On that night all sorts of people lost all kinds of things, lives for sure, families, friends, health, jobs, in some cases their wits. This poor woman, Ma Franci, lost all knowledge of Hindi. She'd gone to sleep knowing it as well as any Khaufpuri, but was woken in the middle of the night by a wind full of poison and prophesying angels. In that great mela of death, those rowdy, unforgettable festivities, her mind was wiped clean of Hindi, and of Inglis too, which she had also been able to speak à sa manière, she forgot all languages except her childhood speech of France. Well, this by itself was no problem, so many foreigners come to Khaufpur, how many can speak Hindi? But there was a further twist to Ma Franci's madness, when she heard people talking in Hindi or Inglis, or come to that in Urdu, Tamil, Oriya, or any other tongue used in Khaufpur, she could no longer recognise that what they were speaking was a language, she thought they were just making stupid grunts and sounds.

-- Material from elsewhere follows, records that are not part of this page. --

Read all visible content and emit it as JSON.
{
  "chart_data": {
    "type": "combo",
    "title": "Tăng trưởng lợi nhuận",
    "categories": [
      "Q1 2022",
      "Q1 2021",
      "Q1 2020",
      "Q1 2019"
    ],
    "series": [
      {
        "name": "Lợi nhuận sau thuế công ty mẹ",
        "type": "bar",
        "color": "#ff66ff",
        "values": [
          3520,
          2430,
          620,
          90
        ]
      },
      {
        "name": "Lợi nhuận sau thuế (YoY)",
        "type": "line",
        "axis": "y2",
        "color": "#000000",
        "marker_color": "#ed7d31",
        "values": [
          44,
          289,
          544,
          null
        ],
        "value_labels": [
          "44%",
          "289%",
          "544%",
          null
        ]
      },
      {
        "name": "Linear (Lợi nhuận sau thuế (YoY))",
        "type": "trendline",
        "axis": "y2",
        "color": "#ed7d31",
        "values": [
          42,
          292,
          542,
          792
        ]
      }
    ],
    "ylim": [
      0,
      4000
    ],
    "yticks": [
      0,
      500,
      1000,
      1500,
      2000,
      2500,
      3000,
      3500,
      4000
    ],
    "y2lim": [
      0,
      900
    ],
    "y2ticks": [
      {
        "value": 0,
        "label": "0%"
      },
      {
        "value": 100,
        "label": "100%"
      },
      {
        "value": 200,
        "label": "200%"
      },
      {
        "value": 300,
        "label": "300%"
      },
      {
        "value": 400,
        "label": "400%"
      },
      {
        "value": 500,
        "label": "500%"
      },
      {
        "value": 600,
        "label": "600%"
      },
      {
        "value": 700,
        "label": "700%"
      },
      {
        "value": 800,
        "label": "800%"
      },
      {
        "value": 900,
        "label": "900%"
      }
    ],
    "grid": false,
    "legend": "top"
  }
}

The orphanage was run by les réligieuses françaises, it was in Jyotinagar near the factory and on that night it was badly hit. Many of the children died, nuns too. Those who survived were sick. Afterwards Indian nuns came and the French nuns one by one were taken back home. Ma refused to leave. She said Khaufpur had felt the fist of god, the Apokalis had begun, her place was with its suffering people. So she stayed and in a loud voice prayed day and night.

None of the remaining sisters spoke français, there was no one left whose speech Ma Franci could understand, or who had any idea what she was saying. The Indian sisters did take the trouble to learn a few things such as
o,
water,
dézhoné
, meal, and
twalet
, toilet,
komoñ sava
, how's it going, etc., but this only made the old woman crazier. If they knew what proper language was, why did they keep on with their beastly gibbering?

This all was still going on when I was very small. By the time I was old enough to know who she was, my own troubles had begun and Ma Franci had already spent years with a head full of angels and a tongue sourer than a lick of tamarind.

When I've finished Ma's story Nisha asks with wet eyes, “That poor woman, is she still here in Khaufpur?”

“She is. She lives in the convent.”

“You'll have to go back.”

“Back where?”

“Convent,” says she, snivelling into a handkerchief. “Like you say, you will learn français no problem, you can look after that poor old lady.”